オリジナルは10インチ。12インチ化の際に当時ライセンス契約があったBLUE NOTEの既発曲(4曲、ピアノ・ソロではありません)で補充しています。ところが、この追加曲がオリジナル音源と比べると異常に音が悪いのが残念です。VOGUEの録音が抜群なだけに目立っています。
オリジナル10インチと同じデザインのスウェーデン盤EP
THELONIOUS HIMSELF(RIVERSIDE 12-235)
VOGUE盤に比べると明らかにMONKが弾くピアノの音数が少なくなっていて、ジャケットのイメージに重ね合わせ夜遅く一人静かにボリュームを絞って聴くのが、このレコードの唯一無二の鑑賞法かと思います。
それほど重苦しさだけが強調されていて「MONK、私生活で何かあったの?」と余計な心配までしてしまいます。1曲だけCOLTRANEとの共演「MONK’S MOOD」が入っているのは、さすがにこんな陰鬱なソロ・ピアノでは売れないと思ったRIVERSIDE側の話題作り?
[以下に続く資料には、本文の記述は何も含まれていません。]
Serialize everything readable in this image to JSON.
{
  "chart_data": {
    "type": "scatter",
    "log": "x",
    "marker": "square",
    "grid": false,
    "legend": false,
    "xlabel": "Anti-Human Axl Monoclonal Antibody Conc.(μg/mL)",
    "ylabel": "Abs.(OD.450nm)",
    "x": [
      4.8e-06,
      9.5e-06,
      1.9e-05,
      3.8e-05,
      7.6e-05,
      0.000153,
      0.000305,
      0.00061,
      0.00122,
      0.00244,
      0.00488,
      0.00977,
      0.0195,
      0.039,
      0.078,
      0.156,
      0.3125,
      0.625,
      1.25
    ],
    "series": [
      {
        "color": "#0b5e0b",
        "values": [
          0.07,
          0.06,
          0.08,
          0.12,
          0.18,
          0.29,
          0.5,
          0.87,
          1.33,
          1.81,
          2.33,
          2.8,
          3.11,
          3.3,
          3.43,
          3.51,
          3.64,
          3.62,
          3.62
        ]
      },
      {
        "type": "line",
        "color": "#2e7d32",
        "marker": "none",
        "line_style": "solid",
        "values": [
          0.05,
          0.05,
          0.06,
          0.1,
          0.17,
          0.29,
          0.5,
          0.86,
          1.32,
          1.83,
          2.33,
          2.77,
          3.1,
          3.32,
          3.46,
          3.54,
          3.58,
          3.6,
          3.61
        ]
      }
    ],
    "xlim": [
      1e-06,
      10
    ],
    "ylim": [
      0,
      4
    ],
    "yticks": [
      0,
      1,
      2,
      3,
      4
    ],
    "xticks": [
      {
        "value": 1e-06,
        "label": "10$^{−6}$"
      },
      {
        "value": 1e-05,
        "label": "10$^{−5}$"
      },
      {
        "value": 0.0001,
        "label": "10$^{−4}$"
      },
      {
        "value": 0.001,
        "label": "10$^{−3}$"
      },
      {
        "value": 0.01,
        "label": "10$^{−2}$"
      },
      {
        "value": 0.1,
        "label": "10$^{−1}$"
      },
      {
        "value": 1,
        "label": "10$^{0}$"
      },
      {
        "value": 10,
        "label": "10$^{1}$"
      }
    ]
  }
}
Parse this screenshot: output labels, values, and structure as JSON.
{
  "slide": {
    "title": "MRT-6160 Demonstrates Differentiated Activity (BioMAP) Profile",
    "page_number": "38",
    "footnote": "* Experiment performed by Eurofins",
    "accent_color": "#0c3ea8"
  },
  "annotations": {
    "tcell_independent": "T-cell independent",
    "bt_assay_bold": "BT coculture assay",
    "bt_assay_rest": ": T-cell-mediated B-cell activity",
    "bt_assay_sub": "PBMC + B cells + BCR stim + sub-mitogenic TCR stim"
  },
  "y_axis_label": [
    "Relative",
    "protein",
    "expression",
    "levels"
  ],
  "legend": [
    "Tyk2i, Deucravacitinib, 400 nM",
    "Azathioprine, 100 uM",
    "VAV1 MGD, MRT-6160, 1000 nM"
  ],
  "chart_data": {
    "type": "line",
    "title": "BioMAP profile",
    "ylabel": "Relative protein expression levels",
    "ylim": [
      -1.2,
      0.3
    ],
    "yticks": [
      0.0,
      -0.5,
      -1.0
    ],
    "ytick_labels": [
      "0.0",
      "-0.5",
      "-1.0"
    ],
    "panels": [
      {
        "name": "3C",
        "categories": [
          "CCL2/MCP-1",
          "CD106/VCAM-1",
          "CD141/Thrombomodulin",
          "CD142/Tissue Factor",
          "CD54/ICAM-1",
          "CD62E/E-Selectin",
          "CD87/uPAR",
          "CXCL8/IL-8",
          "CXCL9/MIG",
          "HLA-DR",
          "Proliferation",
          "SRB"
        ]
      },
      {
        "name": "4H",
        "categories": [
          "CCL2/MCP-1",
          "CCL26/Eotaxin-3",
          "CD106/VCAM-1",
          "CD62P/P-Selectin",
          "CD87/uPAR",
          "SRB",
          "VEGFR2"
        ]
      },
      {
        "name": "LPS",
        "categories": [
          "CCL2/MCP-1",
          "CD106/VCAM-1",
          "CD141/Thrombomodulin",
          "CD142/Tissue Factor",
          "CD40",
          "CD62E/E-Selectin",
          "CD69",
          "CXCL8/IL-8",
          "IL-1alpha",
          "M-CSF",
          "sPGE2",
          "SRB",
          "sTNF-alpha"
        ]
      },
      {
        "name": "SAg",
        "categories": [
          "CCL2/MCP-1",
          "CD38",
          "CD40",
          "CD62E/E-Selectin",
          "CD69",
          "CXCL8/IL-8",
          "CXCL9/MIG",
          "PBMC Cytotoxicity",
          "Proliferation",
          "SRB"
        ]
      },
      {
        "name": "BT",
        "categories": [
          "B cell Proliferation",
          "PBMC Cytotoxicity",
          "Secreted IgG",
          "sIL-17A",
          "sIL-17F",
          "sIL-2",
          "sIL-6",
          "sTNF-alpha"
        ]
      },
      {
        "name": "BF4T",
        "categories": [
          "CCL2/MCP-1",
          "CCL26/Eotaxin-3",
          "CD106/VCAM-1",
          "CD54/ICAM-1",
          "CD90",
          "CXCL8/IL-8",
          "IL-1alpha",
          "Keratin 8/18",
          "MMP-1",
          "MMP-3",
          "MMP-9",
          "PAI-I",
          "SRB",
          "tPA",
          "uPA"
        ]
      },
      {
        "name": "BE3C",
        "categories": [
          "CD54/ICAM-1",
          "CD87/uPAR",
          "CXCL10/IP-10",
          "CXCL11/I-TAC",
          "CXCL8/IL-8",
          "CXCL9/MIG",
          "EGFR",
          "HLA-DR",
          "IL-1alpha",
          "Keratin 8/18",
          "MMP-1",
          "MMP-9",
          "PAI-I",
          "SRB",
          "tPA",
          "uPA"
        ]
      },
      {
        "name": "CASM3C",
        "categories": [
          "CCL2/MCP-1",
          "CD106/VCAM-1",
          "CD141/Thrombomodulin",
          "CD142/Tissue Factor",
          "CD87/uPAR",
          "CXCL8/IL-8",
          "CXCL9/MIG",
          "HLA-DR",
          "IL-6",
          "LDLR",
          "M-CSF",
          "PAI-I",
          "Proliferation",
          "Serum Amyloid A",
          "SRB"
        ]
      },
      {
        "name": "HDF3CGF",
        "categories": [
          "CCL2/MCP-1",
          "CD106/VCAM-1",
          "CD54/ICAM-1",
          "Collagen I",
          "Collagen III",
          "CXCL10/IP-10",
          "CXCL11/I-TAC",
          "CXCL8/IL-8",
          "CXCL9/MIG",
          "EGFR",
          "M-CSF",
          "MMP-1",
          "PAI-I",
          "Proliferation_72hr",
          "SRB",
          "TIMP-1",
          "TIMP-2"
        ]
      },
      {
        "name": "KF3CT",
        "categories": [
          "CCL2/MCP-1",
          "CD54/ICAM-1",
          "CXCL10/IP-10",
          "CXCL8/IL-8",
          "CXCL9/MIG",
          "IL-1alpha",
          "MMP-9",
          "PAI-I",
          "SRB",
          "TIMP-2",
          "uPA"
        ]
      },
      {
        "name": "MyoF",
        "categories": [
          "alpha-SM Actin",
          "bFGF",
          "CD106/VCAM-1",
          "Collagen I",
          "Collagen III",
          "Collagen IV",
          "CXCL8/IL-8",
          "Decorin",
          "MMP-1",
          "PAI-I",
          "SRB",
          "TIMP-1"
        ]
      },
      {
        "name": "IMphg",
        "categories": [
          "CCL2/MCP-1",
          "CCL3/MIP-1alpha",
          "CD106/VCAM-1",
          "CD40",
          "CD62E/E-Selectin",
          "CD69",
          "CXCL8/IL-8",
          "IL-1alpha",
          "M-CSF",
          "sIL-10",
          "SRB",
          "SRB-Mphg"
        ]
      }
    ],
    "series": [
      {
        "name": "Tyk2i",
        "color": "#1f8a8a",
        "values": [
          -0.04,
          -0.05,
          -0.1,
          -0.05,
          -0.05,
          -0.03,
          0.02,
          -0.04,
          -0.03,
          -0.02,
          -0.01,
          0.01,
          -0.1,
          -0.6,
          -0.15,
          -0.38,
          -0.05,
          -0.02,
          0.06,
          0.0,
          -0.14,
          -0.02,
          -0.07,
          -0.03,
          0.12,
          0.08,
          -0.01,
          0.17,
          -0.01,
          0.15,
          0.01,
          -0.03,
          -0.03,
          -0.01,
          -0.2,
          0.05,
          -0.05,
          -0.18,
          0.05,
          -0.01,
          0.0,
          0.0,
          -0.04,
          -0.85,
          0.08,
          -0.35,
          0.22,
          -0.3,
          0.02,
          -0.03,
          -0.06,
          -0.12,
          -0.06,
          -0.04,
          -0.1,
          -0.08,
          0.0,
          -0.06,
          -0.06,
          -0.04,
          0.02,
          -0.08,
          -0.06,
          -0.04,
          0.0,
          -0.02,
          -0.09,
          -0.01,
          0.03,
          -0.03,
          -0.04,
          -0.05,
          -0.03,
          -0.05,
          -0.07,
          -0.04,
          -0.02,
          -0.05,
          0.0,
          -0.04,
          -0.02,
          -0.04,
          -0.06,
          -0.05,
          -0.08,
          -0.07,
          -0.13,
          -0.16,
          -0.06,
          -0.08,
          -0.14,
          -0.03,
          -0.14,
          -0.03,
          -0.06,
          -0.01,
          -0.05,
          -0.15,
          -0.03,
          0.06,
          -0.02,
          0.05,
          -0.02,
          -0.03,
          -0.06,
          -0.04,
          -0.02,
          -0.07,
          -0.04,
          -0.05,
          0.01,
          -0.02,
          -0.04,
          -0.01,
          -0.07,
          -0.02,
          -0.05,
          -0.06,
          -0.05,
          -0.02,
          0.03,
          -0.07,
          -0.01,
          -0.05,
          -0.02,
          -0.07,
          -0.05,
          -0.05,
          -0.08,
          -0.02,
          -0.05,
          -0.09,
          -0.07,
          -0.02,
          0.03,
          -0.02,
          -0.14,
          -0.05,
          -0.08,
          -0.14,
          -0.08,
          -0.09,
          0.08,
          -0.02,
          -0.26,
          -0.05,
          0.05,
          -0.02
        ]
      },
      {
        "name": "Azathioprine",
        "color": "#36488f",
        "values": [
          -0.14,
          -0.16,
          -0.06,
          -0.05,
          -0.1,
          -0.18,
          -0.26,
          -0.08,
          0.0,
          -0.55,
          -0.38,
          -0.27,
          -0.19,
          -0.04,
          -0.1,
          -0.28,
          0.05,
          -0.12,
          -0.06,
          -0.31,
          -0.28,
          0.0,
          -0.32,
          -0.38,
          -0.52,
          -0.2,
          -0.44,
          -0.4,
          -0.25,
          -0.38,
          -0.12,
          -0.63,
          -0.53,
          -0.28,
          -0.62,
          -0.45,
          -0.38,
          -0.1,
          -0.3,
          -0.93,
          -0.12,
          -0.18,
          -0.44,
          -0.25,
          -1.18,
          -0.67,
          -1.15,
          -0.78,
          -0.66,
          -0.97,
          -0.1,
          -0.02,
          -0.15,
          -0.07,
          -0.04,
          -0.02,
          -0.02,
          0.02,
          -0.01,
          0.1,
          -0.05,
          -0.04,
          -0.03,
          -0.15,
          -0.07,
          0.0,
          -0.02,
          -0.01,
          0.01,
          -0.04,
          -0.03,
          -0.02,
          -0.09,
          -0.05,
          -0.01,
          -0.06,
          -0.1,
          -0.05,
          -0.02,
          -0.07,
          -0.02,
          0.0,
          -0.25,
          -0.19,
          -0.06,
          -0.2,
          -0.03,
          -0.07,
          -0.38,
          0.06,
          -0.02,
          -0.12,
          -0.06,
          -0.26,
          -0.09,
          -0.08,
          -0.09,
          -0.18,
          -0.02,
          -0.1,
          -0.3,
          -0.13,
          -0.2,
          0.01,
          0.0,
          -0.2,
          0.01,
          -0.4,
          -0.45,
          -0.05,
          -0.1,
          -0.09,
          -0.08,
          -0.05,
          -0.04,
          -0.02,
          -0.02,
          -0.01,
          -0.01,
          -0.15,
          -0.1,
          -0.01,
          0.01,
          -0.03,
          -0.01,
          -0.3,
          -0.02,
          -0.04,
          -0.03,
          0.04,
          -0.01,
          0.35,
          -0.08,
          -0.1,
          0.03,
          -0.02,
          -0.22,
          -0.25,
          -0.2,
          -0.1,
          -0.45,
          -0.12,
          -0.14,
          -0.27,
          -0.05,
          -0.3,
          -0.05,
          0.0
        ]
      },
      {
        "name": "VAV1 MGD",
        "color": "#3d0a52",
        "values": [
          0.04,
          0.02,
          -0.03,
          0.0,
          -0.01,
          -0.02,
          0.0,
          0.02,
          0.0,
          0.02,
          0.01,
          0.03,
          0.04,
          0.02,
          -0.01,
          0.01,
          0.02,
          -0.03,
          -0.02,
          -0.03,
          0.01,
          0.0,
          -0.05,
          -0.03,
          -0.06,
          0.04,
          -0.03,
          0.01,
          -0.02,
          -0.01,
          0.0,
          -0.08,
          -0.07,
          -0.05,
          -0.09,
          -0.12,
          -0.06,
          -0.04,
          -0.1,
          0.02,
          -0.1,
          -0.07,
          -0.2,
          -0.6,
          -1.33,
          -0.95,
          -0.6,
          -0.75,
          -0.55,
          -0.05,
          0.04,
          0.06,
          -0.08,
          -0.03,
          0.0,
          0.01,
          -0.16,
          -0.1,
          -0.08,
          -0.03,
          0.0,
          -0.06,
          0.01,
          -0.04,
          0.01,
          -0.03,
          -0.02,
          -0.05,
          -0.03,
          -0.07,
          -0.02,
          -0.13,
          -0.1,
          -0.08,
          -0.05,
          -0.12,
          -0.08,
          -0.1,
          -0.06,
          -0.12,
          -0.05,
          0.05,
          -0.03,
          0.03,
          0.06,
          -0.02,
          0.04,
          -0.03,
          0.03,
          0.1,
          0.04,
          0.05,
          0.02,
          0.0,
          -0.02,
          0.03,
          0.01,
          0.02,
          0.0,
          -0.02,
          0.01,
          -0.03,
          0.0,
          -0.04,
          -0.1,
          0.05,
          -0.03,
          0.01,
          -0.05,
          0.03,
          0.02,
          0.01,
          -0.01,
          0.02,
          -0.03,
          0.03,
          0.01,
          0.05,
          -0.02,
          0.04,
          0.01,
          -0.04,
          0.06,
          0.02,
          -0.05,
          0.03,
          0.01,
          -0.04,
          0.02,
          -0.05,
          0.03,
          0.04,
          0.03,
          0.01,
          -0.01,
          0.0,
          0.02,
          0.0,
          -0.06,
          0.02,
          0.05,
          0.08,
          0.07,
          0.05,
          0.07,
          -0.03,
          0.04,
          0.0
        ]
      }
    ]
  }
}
THELONIOUS ALONE IN SAN FRANCISCO(RIVERSIDE 1158)
過去に拙ブログで、このアルバムは、何故ピアノ・ソロなのにモノラルとステレオがあるのか?音の違いは?等についてコメントしています。
https://ameblo.jp/noriten226/entry-12478056606.html
前作(THELONIUS HIMSELF)の異様なムードから一転、小春日和を連想させるような優しいピアノの音色に心が和みます。MONKのソロ・ピアノの傑作であると共にRIVERSIDEの中でも屈指の一枚だと思います。ステレオ盤を強くお薦めします。
SOLO MONK(COLUMBIA CL 2349)
メジャーのCOLUMBIAらしく録音は抜群です。自作曲ばかりでなくスタンダードも多く取り上げ、当時のライブの定番曲も「RUBY、MY DEAR」くらいで新鮮味がありますが、どことなく影があり寂し気な雰囲気が漂い秋の夕暮れを連想させます。個人的には大好きな「ASK ME NOW」が聴けるのが何より嬉しいですね。
全く印象が違う4枚のMONKのピアノソロ・アルバム、その日の気分に合わせて・・。